Click to See Complete Forum and Search --> : Java XMS Memory in XP


dglienna
April 20th, 2007, 08:16 PM
I have a friend who is using XP to display radiology images that are quite large. He has 4g of memory, but XP only sees 3gb.

The problem is that he has an app that needs lots of XMS memory. On my machine, I typed this to the java settings:
-Xms 512m
I have a gig on my laptop, but when I tried to load a page that contained JAVA, it wouldn't work, because JAVA had crashed!

You can set the console to display automatically, so you can track memory usage (m) or run garbage collection (g) manually.

I change it back, and restart the browser. The console says that it's using 5,000K.
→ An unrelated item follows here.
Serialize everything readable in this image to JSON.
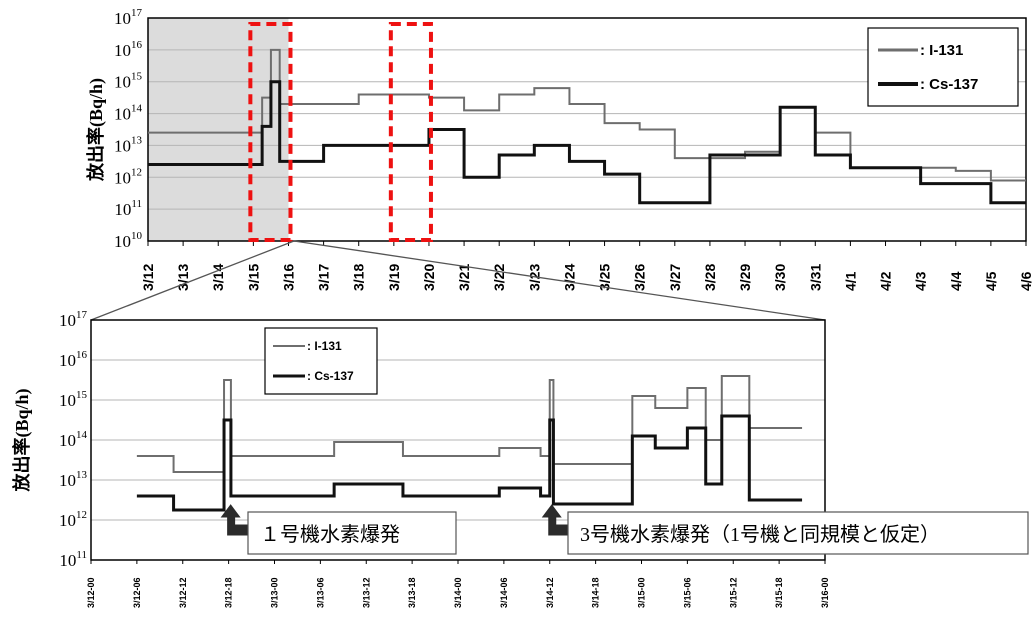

My buddy wants to get at least 1.2g of memory, but he can't. Using Internet Explorer, the console uses 500mb, Firefox uses 800mb.

He can't use any more than that!

He's tried different brands of memory, as well as 4x1 and 2x2 to get 4mb. Flashed the BIOS to Asus' Latest as well.

Any ideas?

PeejAvery
April 21st, 2007, 10:14 AM
The problem isn't with the memory or BIOS. The problem is that a web browser was never created to load anything so large. Plus, Java is a very slow browser element. Now if you add those together, I don't think there is a way to solve that.

dglienna
April 21st, 2007, 12:10 PM
No, the browser was just an example that shows that it uses different abounts of RAM, but never near what is needed.

The JAVA app is not a browser app. It is independent, and specific to the field. The problem could probably be resolved on a 64 bit system, but we're trying to band-aid this system.

Gamers forums say that you can get about 1/2 of available RAM as XMS, but we can't allocate anywhere near 1/2 of the 3g that XP sees.

dglienna
April 21st, 2007, 09:19 PM
Had to give a star for this post. It appears to have solved the problem, but I can't test it until working hours.

http://tek-tips.com/viewthread.cfm?qid=1359229&page=1

dglienna
April 24th, 2007, 07:58 PM
Oops. No cigar! Turns out that it IS a browser app. He wanted to get it working so they didn't have to update a bunch of field pc's. I thought that would do it, but it showed no differences in Java Memory Usage.

Start JAVA and select the console each time it runs. The M command shows memory usage, and G collects garbage. Mine shows 5000K with default settings.